ValueError: dimension mismatch
Upvotes: 0
Views: 563
Reputation: 947
The idea behind CountVectorizer
is that it creates a function that maps word counts to identical places in an array. For example this: a b a c
might become [2, 1, 1]
. When you call fit_transform
it creates that index mapping A -> 0, B-> 1, C -> 2
and then applies that to create the vector of counts. Here you call fit_transform
to create a count vectorizer for your training and then again for your testing set. Some words may be in your testing data and not your training data and these get added.

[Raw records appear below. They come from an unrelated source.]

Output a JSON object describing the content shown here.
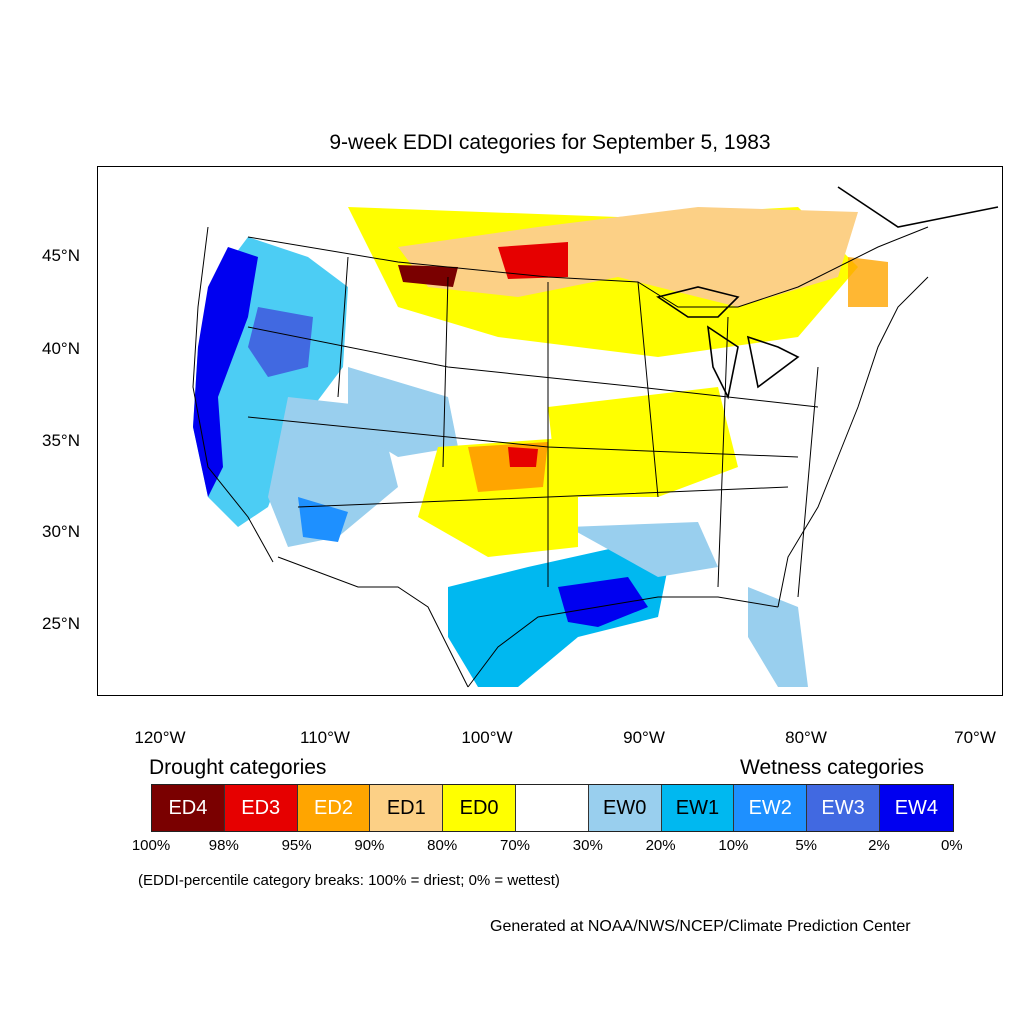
{
  "title": "9-week EDDI categories for September 5, 1983",
  "map": {
    "projection": "Lambert conformal (CONUS)",
    "latitude_labels": [
      "45°N",
      "40°N",
      "35°N",
      "30°N",
      "25°N"
    ],
    "longitude_labels": [
      "120°W",
      "110°W",
      "100°W",
      "90°W",
      "80°W",
      "70°W"
    ],
    "regions": [
      {
        "area": "Pacific coast (WA, OR, northern CA)",
        "category": "EW4"
      },
      {
        "area": "Great Basin / Nevada",
        "category": "EW3"
      },
      {
        "area": "Southern California / Arizona",
        "category": "EW2"
      },
      {
        "area": "Texas Gulf Coast / Louisiana",
        "category": "EW4"
      },
      {
        "area": "South Texas",
        "category": "EW1"
      },
      {
        "area": "Northern Plains (MT/ND border)",
        "category": "ED4"
      },
      {
        "area": "Eastern North Dakota / Minnesota",
        "category": "ED3"
      },
      {
        "area": "Upper Midwest / Great Lakes",
        "category": "ED1"
      },
      {
        "area": "Kansas / Oklahoma",
        "category": "ED2"
      },
      {
        "area": "Missouri / Illinois / Indiana",
        "category": "ED0"
      },
      {
        "area": "Southeast US",
        "category": "none"
      }
    ]
  },
  "legend": {
    "drought_heading": "Drought categories",
    "wetness_heading": "Wetness categories",
    "categories": [
      {
        "label": "ED4",
        "color": "#7a0000",
        "text_color": "#ffffff"
      },
      {
        "label": "ED3",
        "color": "#e60000",
        "text_color": "#ffffff"
      },
      {
        "label": "ED2",
        "color": "#ffa500",
        "text_color": "#ffffff"
      },
      {
        "label": "ED1",
        "color": "#fcd086",
        "text_color": "#000000"
      },
      {
        "label": "ED0",
        "color": "#ffff00",
        "text_color": "#000000"
      },
      {
        "label": "",
        "color": "#ffffff",
        "text_color": "#000000"
      },
      {
        "label": "EW0",
        "color": "#99cfee",
        "text_color": "#000000"
      },
      {
        "label": "EW1",
        "color": "#00b8f0",
        "text_color": "#000000"
      },
      {
        "label": "EW2",
        "color": "#1e90ff",
        "text_color": "#ffffff"
      },
      {
        "label": "EW3",
        "color": "#4169e1",
        "text_color": "#ffffff"
      },
      {
        "label": "EW4",
        "color": "#0000f0",
        "text_color": "#ffffff"
      }
    ],
    "breaks": [
      "100%",
      "98%",
      "95%",
      "90%",
      "80%",
      "70%",
      "30%",
      "20%",
      "10%",
      "5%",
      "2%",
      "0%"
    ]
  },
  "note": "(EDDI-percentile category breaks: 100% = driest; 0% = wettest)",
  "credit": "Generated at NOAA/NWS/NCEP/Climate Prediction Center"
}
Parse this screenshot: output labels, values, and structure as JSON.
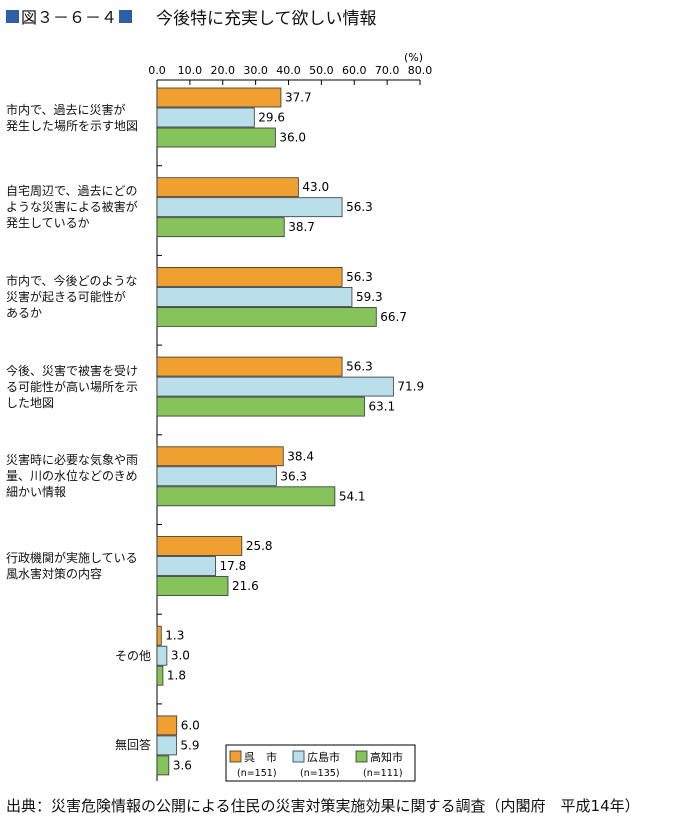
{
  "title": {
    "figure_number": "図３－６－４",
    "text": "今後特に充実して欲しい情報"
  },
  "source": "出典：災害危険情報の公開による住民の災害対策実施効果に関する調査（内閣府　平成14年）",
  "colors": {
    "title_marker": "#2d5fa8",
    "series": [
      "#f0a030",
      "#b9e0ea",
      "#86c35a"
    ]
  },
  "chart_data": {
    "type": "bar",
    "orientation": "horizontal",
    "unit": "(%)",
    "xlim": [
      0,
      80
    ],
    "ticks": [
      "0.0",
      "10.0",
      "20.0",
      "30.0",
      "40.0",
      "50.0",
      "60.0",
      "70.0",
      "80.0"
    ],
    "grid": false,
    "legend_position": "bottom-right",
    "categories": [
      [
        "市内で、過去に災害が",
        "発生した場所を示す地図"
      ],
      [
        "自宅周辺で、過去にどの",
        "ような災害による被害が",
        "発生しているか"
      ],
      [
        "市内で、今後どのような",
        "災害が起きる可能性が",
        "あるか"
      ],
      [
        "今後、災害で被害を受け",
        "る可能性が高い場所を示",
        "した地図"
      ],
      [
        "災害時に必要な気象や雨",
        "量、川の水位などのきめ",
        "細かい情報"
      ],
      [
        "行政機関が実施している",
        "風水害対策の内容"
      ],
      [
        "その他"
      ],
      [
        "無回答"
      ]
    ],
    "series": [
      {
        "name": "呉　市",
        "n": "(n=151)",
        "values": [
          37.7,
          43.0,
          56.3,
          56.3,
          38.4,
          25.8,
          1.3,
          6.0
        ]
      },
      {
        "name": "広島市",
        "n": "(n=135)",
        "values": [
          29.6,
          56.3,
          59.3,
          71.9,
          36.3,
          17.8,
          3.0,
          5.9
        ]
      },
      {
        "name": "高知市",
        "n": "(n=111)",
        "values": [
          36.0,
          38.7,
          66.7,
          63.1,
          54.1,
          21.6,
          1.8,
          3.6
        ]
      }
    ]
  }
}
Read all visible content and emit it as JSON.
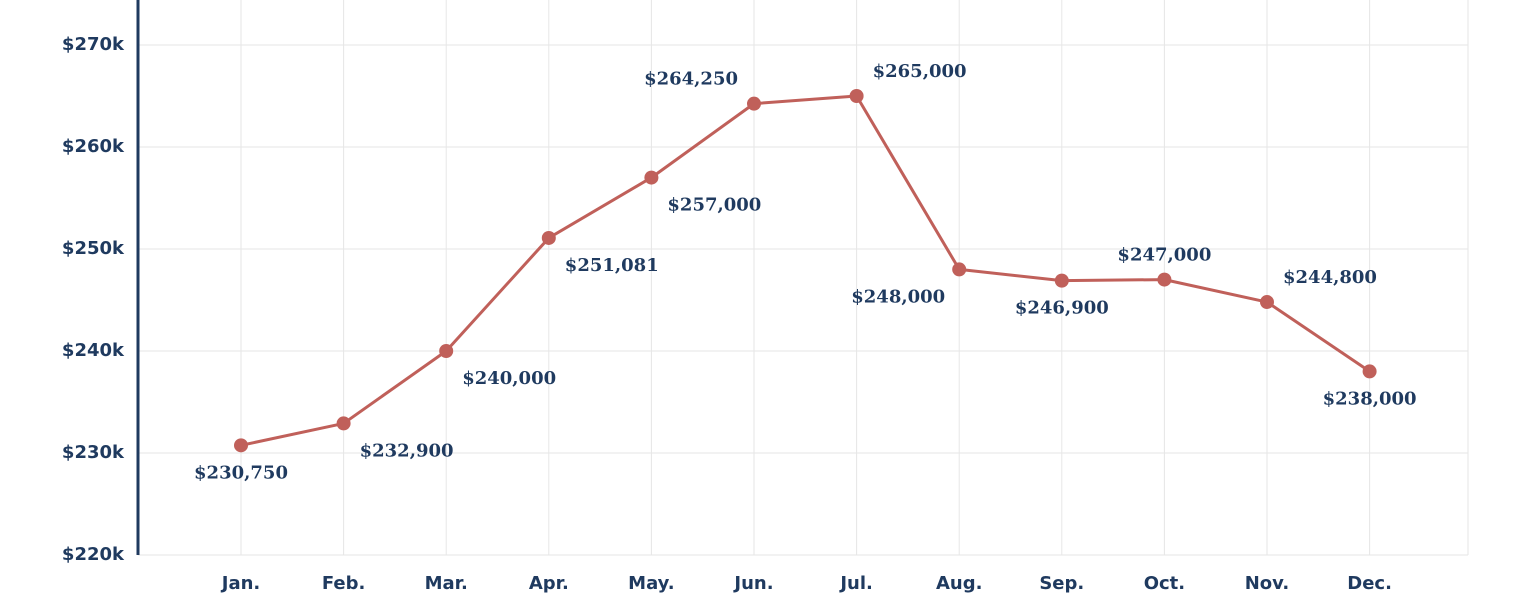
{
  "chart_data": {
    "type": "line",
    "categories": [
      "Jan.",
      "Feb.",
      "Mar.",
      "Apr.",
      "May.",
      "Jun.",
      "Jul.",
      "Aug.",
      "Sep.",
      "Oct.",
      "Nov.",
      "Dec."
    ],
    "series": [
      {
        "values": [
          230750,
          232900,
          240000,
          251081,
          257000,
          264250,
          265000,
          248000,
          246900,
          247000,
          244800,
          238000
        ],
        "data_labels": [
          "$230,750",
          "$232,900",
          "$240,000",
          "$251,081",
          "$257,000",
          "$264,250",
          "$265,000",
          "$248,000",
          "$246,900",
          "$247,000",
          "$244,800",
          "$238,000"
        ],
        "label_positions": [
          "below",
          "below-right",
          "below-right",
          "below-right",
          "below-right",
          "above-left",
          "above-right",
          "below-left",
          "below",
          "above",
          "above-right",
          "below"
        ],
        "color": "#c0605a"
      }
    ],
    "y_ticks": [
      220000,
      230000,
      240000,
      250000,
      260000,
      270000
    ],
    "y_tick_labels": [
      "$220k",
      "$230k",
      "$240k",
      "$250k",
      "$260k",
      "$270k"
    ],
    "ylim": [
      220000,
      270000
    ],
    "grid": true,
    "axis_color": "#1f3a5f",
    "text_color": "#1f3a5f",
    "grid_color": "#e6e6e6"
  }
}
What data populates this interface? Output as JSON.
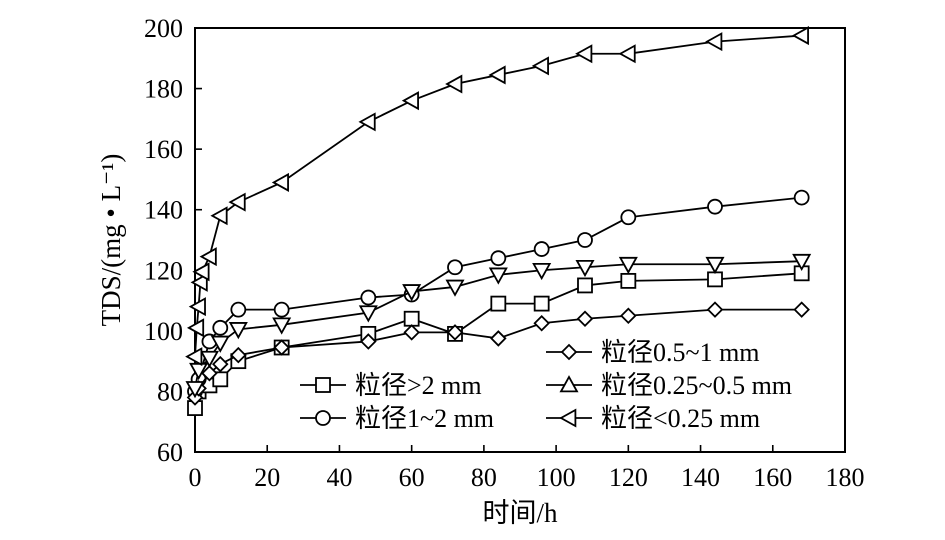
{
  "chart_data": {
    "type": "line",
    "xlabel": "时间/h",
    "ylabel": "TDS/(mg • L⁻¹)",
    "xlim": [
      0,
      180
    ],
    "ylim": [
      60,
      200
    ],
    "xticks": [
      0,
      20,
      40,
      60,
      80,
      100,
      120,
      140,
      160,
      180
    ],
    "yticks": [
      60,
      80,
      100,
      120,
      140,
      160,
      180,
      200
    ],
    "grid": false,
    "legend_placement": "bottom-right",
    "series": [
      {
        "name": "粒径>2 mm",
        "marker": "square",
        "points": [
          [
            0,
            74.5
          ],
          [
            1,
            80
          ],
          [
            4,
            82
          ],
          [
            7,
            84
          ],
          [
            12,
            90
          ],
          [
            24,
            94.5
          ],
          [
            48,
            99
          ],
          [
            60,
            104
          ],
          [
            72,
            99
          ],
          [
            84,
            109
          ],
          [
            96,
            109
          ],
          [
            108,
            115
          ],
          [
            120,
            116.5
          ],
          [
            144,
            117
          ],
          [
            168,
            119
          ]
        ]
      },
      {
        "name": "粒径1~2 mm",
        "marker": "circle",
        "points": [
          [
            0,
            80
          ],
          [
            1,
            84
          ],
          [
            4,
            96.5
          ],
          [
            7,
            101
          ],
          [
            12,
            107
          ],
          [
            24,
            107
          ],
          [
            48,
            111
          ],
          [
            60,
            112
          ],
          [
            72,
            121
          ],
          [
            84,
            124
          ],
          [
            96,
            127
          ],
          [
            108,
            130
          ],
          [
            120,
            137.5
          ],
          [
            144,
            141
          ],
          [
            168,
            144
          ]
        ]
      },
      {
        "name": "粒径0.5~1 mm",
        "marker": "diamond",
        "points": [
          [
            0,
            78
          ],
          [
            1,
            81
          ],
          [
            4,
            86
          ],
          [
            7,
            89
          ],
          [
            12,
            92
          ],
          [
            24,
            94.5
          ],
          [
            48,
            96.5
          ],
          [
            60,
            99.5
          ],
          [
            72,
            99.5
          ],
          [
            84,
            97.5
          ],
          [
            96,
            102.5
          ],
          [
            108,
            104
          ],
          [
            120,
            105
          ],
          [
            144,
            107
          ],
          [
            168,
            107
          ]
        ]
      },
      {
        "name": "粒径0.25~0.5 mm",
        "marker": "triangle-down",
        "points": [
          [
            0,
            81
          ],
          [
            1,
            87
          ],
          [
            4,
            91
          ],
          [
            7,
            96
          ],
          [
            12,
            100.5
          ],
          [
            24,
            102
          ],
          [
            48,
            106
          ],
          [
            60,
            113
          ],
          [
            72,
            114.5
          ],
          [
            84,
            118.5
          ],
          [
            96,
            120
          ],
          [
            108,
            121
          ],
          [
            120,
            122
          ],
          [
            144,
            122
          ],
          [
            168,
            123
          ]
        ]
      },
      {
        "name": "粒径<0.25 mm",
        "marker": "triangle-left",
        "points": [
          [
            0,
            91.5
          ],
          [
            0.5,
            101
          ],
          [
            1,
            108
          ],
          [
            1.5,
            116
          ],
          [
            2,
            119.5
          ],
          [
            4,
            124.5
          ],
          [
            7,
            138
          ],
          [
            12,
            142.5
          ],
          [
            24,
            149
          ],
          [
            48,
            169
          ],
          [
            60,
            176
          ],
          [
            72,
            181.5
          ],
          [
            84,
            184.5
          ],
          [
            96,
            187.5
          ],
          [
            108,
            191.5
          ],
          [
            120,
            191.5
          ],
          [
            144,
            195.5
          ],
          [
            168,
            197.5
          ]
        ]
      }
    ],
    "legend_columns": [
      [
        "粒径>2 mm",
        "粒径1~2 mm"
      ],
      [
        "粒径0.5~1 mm",
        "粒径0.25~0.5 mm",
        "粒径<0.25 mm"
      ]
    ]
  }
}
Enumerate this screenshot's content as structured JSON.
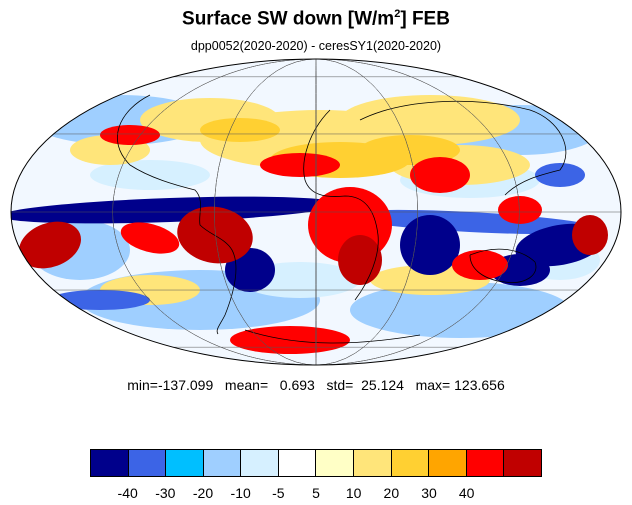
{
  "title": {
    "main": "Surface SW down [W/m",
    "superscript": "2",
    "suffix": "]  FEB"
  },
  "subtitle": "dpp0052(2020-2020) - ceresSY1(2020-2020)",
  "stats": {
    "line": "min=-137.099   mean=   0.693   std=  25.124   max= 123.656",
    "min": -137.099,
    "mean": 0.693,
    "std": 25.124,
    "max": 123.656
  },
  "projection": "mollweide",
  "colorbar": {
    "colors": [
      "#00008b",
      "#3c64e6",
      "#00bfff",
      "#9fcfff",
      "#d6f0ff",
      "#ffffff",
      "#ffffc6",
      "#ffe57a",
      "#ffd032",
      "#ffa500",
      "#ff0000",
      "#c00000"
    ],
    "ticks": [
      "-40",
      "-30",
      "-20",
      "-10",
      "-5",
      "5",
      "10",
      "20",
      "30",
      "40"
    ]
  }
}
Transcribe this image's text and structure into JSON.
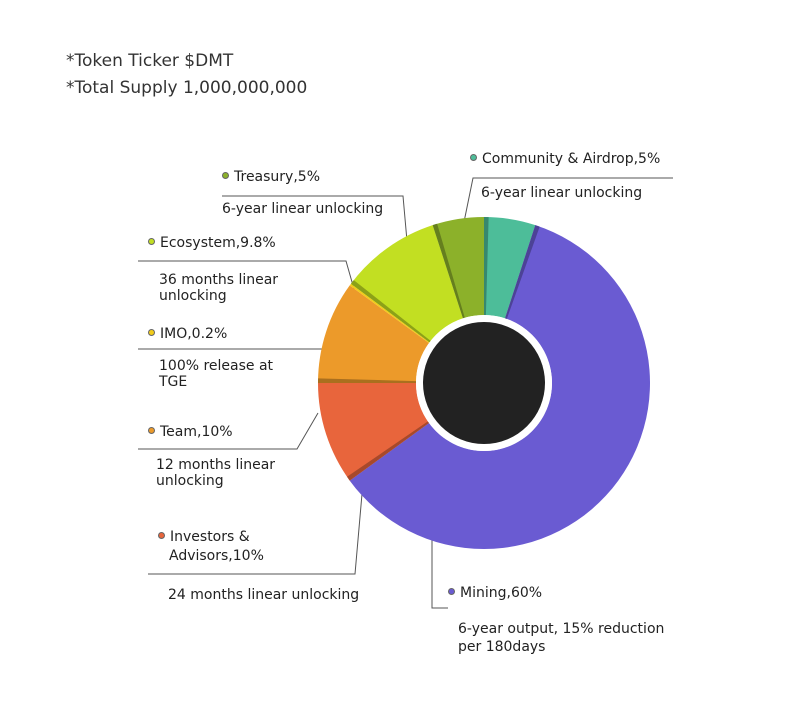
{
  "header": {
    "ticker": "*Token Ticker $DMT",
    "supply": "*Total Supply 1,000,000,000"
  },
  "colors": {
    "mining": "#6a5bd2",
    "investors": "#e8653c",
    "team": "#ec9a2a",
    "imo": "#f2cc1a",
    "ecosystem": "#c2df22",
    "treasury": "#8cb12a",
    "community": "#4dbd99",
    "center": "#222222"
  },
  "chart_data": {
    "type": "donut",
    "categories": [
      "Community & Airdrop",
      "Mining",
      "Investors & Advisors",
      "Team",
      "IMO",
      "Ecosystem",
      "Treasury"
    ],
    "values": [
      5,
      60,
      10,
      10,
      0.2,
      9.8,
      5
    ],
    "unit": "%",
    "slices": [
      {
        "key": "community",
        "name": "Community & Airdrop,5%",
        "value": 5,
        "note": "6-year linear unlocking"
      },
      {
        "key": "mining",
        "name": "Mining,60%",
        "value": 60,
        "note": "6-year output, 15% reduction per 180days"
      },
      {
        "key": "investors",
        "name": "Investors & Advisors,10%",
        "value": 10,
        "note": "24 months linear unlocking"
      },
      {
        "key": "team",
        "name": "Team,10%",
        "value": 10,
        "note": "12 months linear unlocking"
      },
      {
        "key": "imo",
        "name": "IMO,0.2%",
        "value": 0.2,
        "note": "100% release at TGE"
      },
      {
        "key": "ecosystem",
        "name": "Ecosystem,9.8%",
        "value": 9.8,
        "note": "36 months linear unlocking"
      },
      {
        "key": "treasury",
        "name": "Treasury,5%",
        "value": 5,
        "note": "6-year linear unlocking"
      }
    ]
  },
  "labels": {
    "community_title": "Community & Airdrop,5%",
    "community_note": "6-year linear unlocking",
    "treasury_title": "Treasury,5%",
    "treasury_note": "6-year linear unlocking",
    "ecosystem_title": "Ecosystem,9.8%",
    "ecosystem_note_1": "36 months linear",
    "ecosystem_note_2": "unlocking",
    "imo_title": "IMO,0.2%",
    "imo_note_1": "100% release at",
    "imo_note_2": "TGE",
    "team_title": "Team,10%",
    "team_note_1": "12 months linear",
    "team_note_2": "unlocking",
    "investors_title_1": "Investors &",
    "investors_title_2": "Advisors,10%",
    "investors_note": "24 months linear unlocking",
    "mining_title": "Mining,60%",
    "mining_note_1": "6-year output, 15% reduction",
    "mining_note_2": "per 180days"
  }
}
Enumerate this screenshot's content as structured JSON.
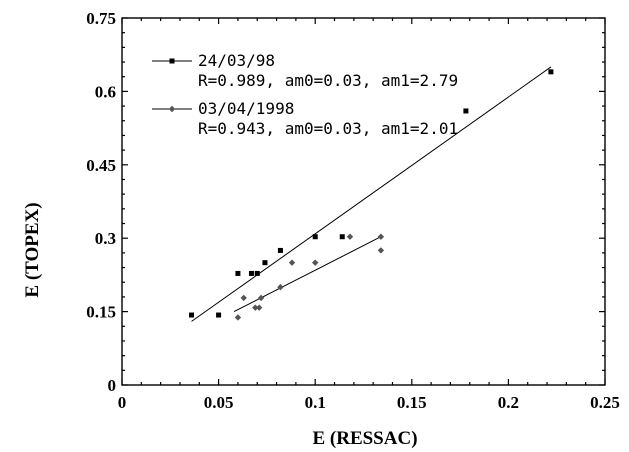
{
  "chart_data": {
    "type": "scatter",
    "title": "",
    "xlabel": "E (RESSAC)",
    "ylabel": "E (TOPEX)",
    "xlim": [
      0,
      0.25
    ],
    "ylim": [
      0,
      0.75
    ],
    "x_ticks": [
      "0",
      "0.05",
      "0.1",
      "0.15",
      "0.2",
      "0.25"
    ],
    "y_ticks": [
      "0",
      "0.15",
      "0.3",
      "0.45",
      "0.6",
      "0.75"
    ],
    "grid": false,
    "legend_position": "top-left",
    "series": [
      {
        "name": "24/03/98",
        "stats": "R=0.989, am0=0.03, am1=2.79",
        "marker": "square",
        "color": "#000000",
        "points": [
          [
            0.036,
            0.143
          ],
          [
            0.05,
            0.143
          ],
          [
            0.06,
            0.228
          ],
          [
            0.067,
            0.228
          ],
          [
            0.07,
            0.228
          ],
          [
            0.074,
            0.25
          ],
          [
            0.082,
            0.275
          ],
          [
            0.1,
            0.303
          ],
          [
            0.114,
            0.303
          ],
          [
            0.178,
            0.56
          ],
          [
            0.222,
            0.64
          ]
        ],
        "fit": [
          [
            0.036,
            0.13
          ],
          [
            0.222,
            0.65
          ]
        ]
      },
      {
        "name": "03/04/1998",
        "stats": "R=0.943, am0=0.03, am1=2.01",
        "marker": "diamond",
        "color": "#555555",
        "points": [
          [
            0.06,
            0.138
          ],
          [
            0.063,
            0.178
          ],
          [
            0.069,
            0.158
          ],
          [
            0.071,
            0.158
          ],
          [
            0.072,
            0.178
          ],
          [
            0.082,
            0.2
          ],
          [
            0.088,
            0.25
          ],
          [
            0.1,
            0.25
          ],
          [
            0.118,
            0.303
          ],
          [
            0.134,
            0.275
          ],
          [
            0.134,
            0.303
          ]
        ],
        "fit": [
          [
            0.058,
            0.15
          ],
          [
            0.134,
            0.303
          ]
        ]
      }
    ]
  }
}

To expand on the earlier example example, your test set might be d a b
which would create a vector with dimension 4 to account for d
. This is likely why the dimensions don't match.
To fix this don't use fit transform the second time so replace:
vectorizer.fit_transform(test['message'].values)
with:
vectorizer.transform(test['message'].values)
It is important to make your vectorizier from your training data not all of your data, which is tempting to avoid missing features. This makes your tests more accurate since when really using the model it will encounter unknown words.
This is no guarantee your approach will work but this is likely the source of the dimensionality issue.
Upvotes: 1